En el extremo más recóndito del bosque sagrado de Silana, apostado entre los matorrales y las encinas, el pordiosero Alec vigilaba al grupo de hombres que, dirigidos por Prátex, trabajaba desde el amanecer. Habían abatido varios árboles y despejado de matojos el claro del bosque junto a los murallones de roca que cerraban la hondonada por tres lados. El trabajo se había organizado por grupos: mientras unos talaban, otros limpiaban los troncos quitándoles las ramas y la corteza en el mismo lugar donde habían sido abatidos y un tercer grupo los transportaban hasta la hondonada, donde ya habían perforado los agujeros en el suelo para asentar los postes. Era evidente que estaban construyendo una cabaña.
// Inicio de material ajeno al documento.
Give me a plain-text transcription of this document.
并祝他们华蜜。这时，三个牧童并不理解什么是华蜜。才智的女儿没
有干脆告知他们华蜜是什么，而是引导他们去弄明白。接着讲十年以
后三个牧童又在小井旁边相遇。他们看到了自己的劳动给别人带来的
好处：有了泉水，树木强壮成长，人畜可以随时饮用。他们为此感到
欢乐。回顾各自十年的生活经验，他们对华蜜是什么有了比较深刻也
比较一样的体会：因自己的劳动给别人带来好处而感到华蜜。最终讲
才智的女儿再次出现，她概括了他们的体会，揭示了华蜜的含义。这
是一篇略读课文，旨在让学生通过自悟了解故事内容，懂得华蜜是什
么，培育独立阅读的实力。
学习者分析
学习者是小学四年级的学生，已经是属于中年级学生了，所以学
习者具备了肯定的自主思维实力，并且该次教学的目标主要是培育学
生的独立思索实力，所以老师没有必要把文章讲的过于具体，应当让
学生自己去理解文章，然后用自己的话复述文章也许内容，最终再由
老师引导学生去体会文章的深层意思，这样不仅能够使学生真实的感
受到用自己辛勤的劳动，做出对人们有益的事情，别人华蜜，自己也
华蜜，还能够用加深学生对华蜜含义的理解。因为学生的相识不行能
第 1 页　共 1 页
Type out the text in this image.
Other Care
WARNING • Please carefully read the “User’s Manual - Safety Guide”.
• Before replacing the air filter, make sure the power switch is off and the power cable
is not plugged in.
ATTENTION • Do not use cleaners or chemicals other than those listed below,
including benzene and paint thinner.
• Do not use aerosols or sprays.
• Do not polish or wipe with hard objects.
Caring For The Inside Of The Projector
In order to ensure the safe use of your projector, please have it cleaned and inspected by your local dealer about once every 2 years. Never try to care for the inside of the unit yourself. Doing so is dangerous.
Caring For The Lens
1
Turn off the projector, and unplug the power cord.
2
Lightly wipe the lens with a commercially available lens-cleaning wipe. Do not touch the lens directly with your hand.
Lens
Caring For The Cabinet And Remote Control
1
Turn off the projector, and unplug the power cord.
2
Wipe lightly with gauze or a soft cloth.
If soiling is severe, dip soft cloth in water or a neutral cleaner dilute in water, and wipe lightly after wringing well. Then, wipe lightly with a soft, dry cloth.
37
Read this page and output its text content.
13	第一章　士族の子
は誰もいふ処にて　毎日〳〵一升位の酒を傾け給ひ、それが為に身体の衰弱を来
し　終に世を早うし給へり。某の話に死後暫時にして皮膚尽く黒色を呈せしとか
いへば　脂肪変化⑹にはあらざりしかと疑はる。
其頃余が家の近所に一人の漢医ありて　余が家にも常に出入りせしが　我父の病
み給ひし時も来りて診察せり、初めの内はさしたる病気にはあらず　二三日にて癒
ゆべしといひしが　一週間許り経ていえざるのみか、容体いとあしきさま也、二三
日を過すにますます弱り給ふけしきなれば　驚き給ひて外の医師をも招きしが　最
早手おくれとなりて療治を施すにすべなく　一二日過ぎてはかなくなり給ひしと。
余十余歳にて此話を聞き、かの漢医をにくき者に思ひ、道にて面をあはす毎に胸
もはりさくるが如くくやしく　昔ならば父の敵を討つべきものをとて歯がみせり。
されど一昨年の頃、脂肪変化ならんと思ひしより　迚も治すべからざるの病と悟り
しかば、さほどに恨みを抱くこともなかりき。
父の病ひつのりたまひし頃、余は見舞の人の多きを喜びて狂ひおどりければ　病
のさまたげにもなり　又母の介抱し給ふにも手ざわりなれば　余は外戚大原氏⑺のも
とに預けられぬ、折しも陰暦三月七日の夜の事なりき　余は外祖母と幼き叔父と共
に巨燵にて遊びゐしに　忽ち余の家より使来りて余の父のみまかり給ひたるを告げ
A ratos Alec cabeceaba. Había visto construir muchas chozas en su vida y no sentía especial curiosidad por ésta, así que se limitaba a tener los oídos alerta y echar una ojeada a los hombres de vez en cuando. Hacia el mediodía, los recios postes de sustentación estaban clavados en su sitio y un montón de leños finos, limpios de ramificaciones y de hojas, se apilaban en el suelo en espera de ser usados. Aun cuando el trabajo avanzaba deprisa, quedaba mucho por hacer: cortar, limpiar y colocar en su sitio la viga cumbrera para sostener el tejado en su punto más alto y asegurarse de que asentaba bien; levantar las paredes de adobe, atar las vigas y los leños con cuerdas, formando el armazón sobre el que debía colocarse, por último, la paja del tejado.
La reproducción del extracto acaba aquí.